I am playing around with the differences between numpy and cupy and have noticed that within these two similiar programs I have created, the cupy version is much slower despite the fact that is runs on a GPU.
Here is the numpy version:
import time
import numpy as np
size = 5000
upperBound = 20
dataSet = "0123456789abcdefghijklmnopqrstuvwxyzABCDEFGHIJKLMNOPQRSTUVWXYZ"
dataLength = np.random.randint(0, high=upperBound, size=size, dtype='l')
randomNumber = np.random.randint(0, high=62, size=size * upperBound, dtype='l')
count = 0
dataCount = 0
start_time = time.time()
for i in range(size):
lineData = ""
for j in range(dataLength[i]):
lineData = lineData + dataSet[randomNumber[count]]
count = count + 1
print(lineData)
dataCount = dataCount + 1
time = str(time.time() - start_time)
print("------------------------\n" + "It took this many sedonds: " + time)
print("There were " + str(dataCount) + " many data generations.")
Here is the cupy version:
import time
import cupy as cp
size = 5000
upperBound = 20
dataSet = "0123456789abcdefghijklmnopqrstuvwxyzABCDEFGHIJKLMNOPQRSTUVWXYZ"

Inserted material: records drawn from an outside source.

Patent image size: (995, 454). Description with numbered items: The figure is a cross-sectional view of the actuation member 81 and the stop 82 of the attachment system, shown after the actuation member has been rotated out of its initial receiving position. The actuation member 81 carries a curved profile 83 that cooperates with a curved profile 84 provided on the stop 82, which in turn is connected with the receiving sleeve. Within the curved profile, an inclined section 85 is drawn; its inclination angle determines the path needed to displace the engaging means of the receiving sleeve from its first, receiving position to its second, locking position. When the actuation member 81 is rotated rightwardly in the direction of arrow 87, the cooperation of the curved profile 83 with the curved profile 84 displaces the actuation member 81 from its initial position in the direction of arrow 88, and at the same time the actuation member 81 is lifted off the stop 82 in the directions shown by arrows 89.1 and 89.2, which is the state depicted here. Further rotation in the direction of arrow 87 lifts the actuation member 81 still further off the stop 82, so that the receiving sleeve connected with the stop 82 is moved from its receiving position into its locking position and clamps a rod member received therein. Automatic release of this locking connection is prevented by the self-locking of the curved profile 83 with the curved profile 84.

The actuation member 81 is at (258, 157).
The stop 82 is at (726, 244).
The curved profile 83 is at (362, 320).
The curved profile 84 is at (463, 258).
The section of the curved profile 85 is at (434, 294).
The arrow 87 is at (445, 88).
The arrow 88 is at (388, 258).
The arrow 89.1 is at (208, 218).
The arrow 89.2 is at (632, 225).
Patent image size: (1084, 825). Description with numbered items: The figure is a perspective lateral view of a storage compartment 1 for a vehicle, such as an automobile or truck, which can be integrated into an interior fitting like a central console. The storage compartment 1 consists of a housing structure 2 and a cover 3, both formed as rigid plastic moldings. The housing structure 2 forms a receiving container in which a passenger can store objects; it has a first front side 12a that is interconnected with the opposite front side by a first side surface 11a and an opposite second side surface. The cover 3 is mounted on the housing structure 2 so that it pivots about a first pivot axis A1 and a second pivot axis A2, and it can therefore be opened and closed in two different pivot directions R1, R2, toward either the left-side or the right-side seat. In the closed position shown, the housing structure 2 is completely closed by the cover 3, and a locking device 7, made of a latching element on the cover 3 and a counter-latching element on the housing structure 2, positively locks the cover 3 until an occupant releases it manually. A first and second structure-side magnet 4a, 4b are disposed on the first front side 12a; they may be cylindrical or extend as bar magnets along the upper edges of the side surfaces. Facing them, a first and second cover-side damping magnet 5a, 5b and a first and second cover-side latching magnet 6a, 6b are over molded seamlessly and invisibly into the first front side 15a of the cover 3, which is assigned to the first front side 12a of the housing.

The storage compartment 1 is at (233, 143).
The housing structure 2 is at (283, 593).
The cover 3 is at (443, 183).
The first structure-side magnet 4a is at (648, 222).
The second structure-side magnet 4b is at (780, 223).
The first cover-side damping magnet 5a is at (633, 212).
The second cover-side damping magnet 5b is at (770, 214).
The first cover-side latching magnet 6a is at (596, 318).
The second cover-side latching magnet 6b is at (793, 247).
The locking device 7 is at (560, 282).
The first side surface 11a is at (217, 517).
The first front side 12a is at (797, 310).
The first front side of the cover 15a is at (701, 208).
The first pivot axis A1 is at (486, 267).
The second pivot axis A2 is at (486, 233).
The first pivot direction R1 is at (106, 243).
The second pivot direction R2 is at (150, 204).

dataLength = cp.random.randint(0, high=upperBound, size= size,dtype='l')
randomNumber = cp.random.randint(0, high=62, size= upperBound * size,dtype='l')
count = 0
dataCount = 0
start_time = time.time()
for i in range(size):
lineData = ""
for j in range(int(dataLength[i])):
lineData = lineData + str(dataSet[int(randomNumber[count])])
count = count + 1
print(lineData)
dataCount = dataCount + 1
time = str(time.time() - start_time)
print("-------------------\n" +"It took this many seconds: " + time)
print("There were " + str(dataCount) + " many data generations.")
They are essentially the same code except for the fact that one is using numpy and the other is using cupy. I was expecting cupy to execute faster due to the GPU ussage, but that was not the case. The run time for numpy was: 0.032. While the run time for cupy was: 0.484.